The COVID-19 pandemic has transformed the world in which we live and will continue to do so for the foreseeable future. For far too many, COVID-19 has meant severe illness for them or for a loved one, leading to over 100,000 reported fatalities in the United States alone – and even this number is almost certainly an under-estimate of the true impact. Yet, without early viral alert systems – of the kind developed by Trevor Bedford at Fred Hutch – without epidemic models – of the kind developed by researchers right here at Georgia Tech – and without a deep understanding of principles of immunology – of the kind being worked on by GT colleague Phil Santangelo and many others across the globe – we simply won’t have the same chance to develop interventions, policies, therapeutics, and technologies necessary to find a way forward.
This next year will be different in many ways. Like you, I am eager to return to normal, but aware that normalcy is a far way off. QBioS will continue to adapt, grow, and evolve. As Director, I am grateful to have the chance to learn more about topics far from my own expertise, and to see QBioS students make deep contributions to problems related to cardiac dynamics, the evolution of multi-cellularity, understanding of locomotion, microbial interactions and (of course) viral dynamics. This Spring was to have marked the start of a new QBioS tradition: a 4th year seminar series, organized and delivered by QBioS students on these topics and more. We managed to start the series, but with COVID-19, the tradition will have to wait for the Fall. I look forward to being there.
As many of you know, I had originally intended to spend next year at the Institute of Biology at the Ecole Normale Superieure in Paris. These plans, like many, have also been affected by COVID-19. Hence, I will remain at Georgia Tech this coming academic year, but the plans to expand the leadership team will move forward. Beginning in July 2020, it is my distinct pleasure to welcome Will Ratcliff as Co-Director and JC Gumbart as Associate Director. Together, our expanded leadership team will enable us to launch new programs, develop new partnerships, and support the lifecycle of QBioS students from recruitment, matriculation, and (soon) to graduation and career development.
This has been a longer Director’s “note” than usual.

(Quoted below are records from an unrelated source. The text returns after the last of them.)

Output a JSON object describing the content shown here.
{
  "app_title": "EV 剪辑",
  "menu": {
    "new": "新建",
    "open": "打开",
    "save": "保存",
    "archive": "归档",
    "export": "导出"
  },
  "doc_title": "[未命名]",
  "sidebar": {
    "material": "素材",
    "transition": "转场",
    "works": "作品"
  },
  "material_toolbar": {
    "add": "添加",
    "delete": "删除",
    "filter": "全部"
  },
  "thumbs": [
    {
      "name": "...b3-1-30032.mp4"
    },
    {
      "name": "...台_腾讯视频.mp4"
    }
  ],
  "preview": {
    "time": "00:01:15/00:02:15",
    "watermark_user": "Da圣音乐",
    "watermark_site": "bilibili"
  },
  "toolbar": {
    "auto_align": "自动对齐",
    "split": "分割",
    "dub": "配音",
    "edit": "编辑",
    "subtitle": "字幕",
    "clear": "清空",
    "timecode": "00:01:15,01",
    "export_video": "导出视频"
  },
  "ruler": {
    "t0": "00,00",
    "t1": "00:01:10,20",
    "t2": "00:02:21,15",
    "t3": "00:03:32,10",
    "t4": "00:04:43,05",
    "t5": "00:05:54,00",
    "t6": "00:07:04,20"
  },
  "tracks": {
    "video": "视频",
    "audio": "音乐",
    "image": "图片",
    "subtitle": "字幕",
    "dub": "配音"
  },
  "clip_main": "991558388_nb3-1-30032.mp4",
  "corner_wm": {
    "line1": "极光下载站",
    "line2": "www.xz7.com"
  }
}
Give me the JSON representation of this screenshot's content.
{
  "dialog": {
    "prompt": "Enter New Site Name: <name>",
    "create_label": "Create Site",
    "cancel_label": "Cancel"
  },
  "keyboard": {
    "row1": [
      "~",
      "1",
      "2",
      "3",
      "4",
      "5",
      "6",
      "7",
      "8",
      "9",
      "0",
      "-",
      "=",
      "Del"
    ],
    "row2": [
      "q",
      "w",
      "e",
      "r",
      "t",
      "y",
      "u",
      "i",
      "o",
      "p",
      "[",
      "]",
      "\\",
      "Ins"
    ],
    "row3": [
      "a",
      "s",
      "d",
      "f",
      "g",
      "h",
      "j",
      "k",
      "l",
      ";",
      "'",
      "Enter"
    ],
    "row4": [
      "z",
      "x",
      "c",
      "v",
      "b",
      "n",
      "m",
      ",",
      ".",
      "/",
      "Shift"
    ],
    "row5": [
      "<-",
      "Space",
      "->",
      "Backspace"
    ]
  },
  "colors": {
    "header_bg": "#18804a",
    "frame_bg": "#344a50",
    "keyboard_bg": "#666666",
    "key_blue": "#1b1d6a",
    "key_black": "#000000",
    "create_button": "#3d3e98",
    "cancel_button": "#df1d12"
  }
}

It’s also been a longer, and more complicated year. We will continue to share news and information of relevance to the QBioS community – whether COVID-19 related or not – as plans for the 2020-2021 year unfold. Our expanded leadership team is committed to keeping you informed and to supporting QBioS students in their paths to scientific discovery, professional development, and service to the larger community.
I wish all of you well in these challenging times and hope to see you, even at a distance, in the weeks and months to come.